Ah, Mendax, you still have hacker friends. These real-life hackers are good. Their organizing group, Anonymous, has attacked the Church of Scientology before; now it’s time to use Twitter to coordinate attacks on anyone who has wronged you. Not just the credit card companies—the Swedish government must pay. Sarah Palin must pay. She doesn’t like Mendax much? Down with her website. ‘Operation: Payback’ could definitely use a Salander in its ranks, though—it can’t dent Amazon’s servers and has struggled several times to slow down PayPal.

Threatening these companies, however, will somehow free you, Mendax. When Twitter bans its use as a hacker rallying point, they can just go after Twitter. There’s no end in sight. Mendax already cut the New York Times out of his group’s preferred publications; maybe Forbes blogger Andy Greenberg should be shut down next, for covering the hackers extensively.

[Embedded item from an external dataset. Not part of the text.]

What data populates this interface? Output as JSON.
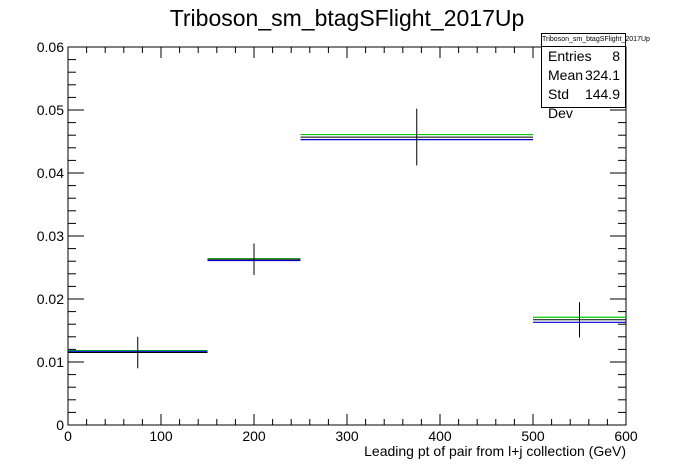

As to the 16-year-old boy just arrested in The Hague and his computers seized? He is 16 years old, the same age you were, Mendax, when you started hacking. Certainly old enough to be sacrificed to fight the good fight against, well, secrecy. And Bradley Manning will be in prison far longer than you for getting the U.S. documents for the group. His arrest is unfortunate—but he is just a pawn. Let Noam Chomsky and Daniel Ellsberg fight for his release. We only need the big guns, the hackers, for when a corporation such as MasterCard cuts off payments to an organization engaged in illegal actions because it won’t facilitate such activity.

The hackers fight for WikiLeaks, but the organization does not show the same loyalty. Its spokesperson can “neither condemn nor applaud these attacks.” There must be some mistake, Mendax—we know you have strong convictions. We demand to see the internal cables within your organization that led to that public statement. We demand a whistleblower on how involved you are in these attacks, even if your overseas “War on Credit Cards” doesn’t implicate your name.

The old Mendax would appreciate that call for transparency—Lisbeth Salander, too. But you aren’t that idealistic hacker anymore, just Julian Assange.

Alexander R. Konrad ’11 is a history concentrator in Quincy House. His column usually appears on alternate Mondays. He apologizes to The Harvard Crimson for any potential cyber attacks this column might provoke.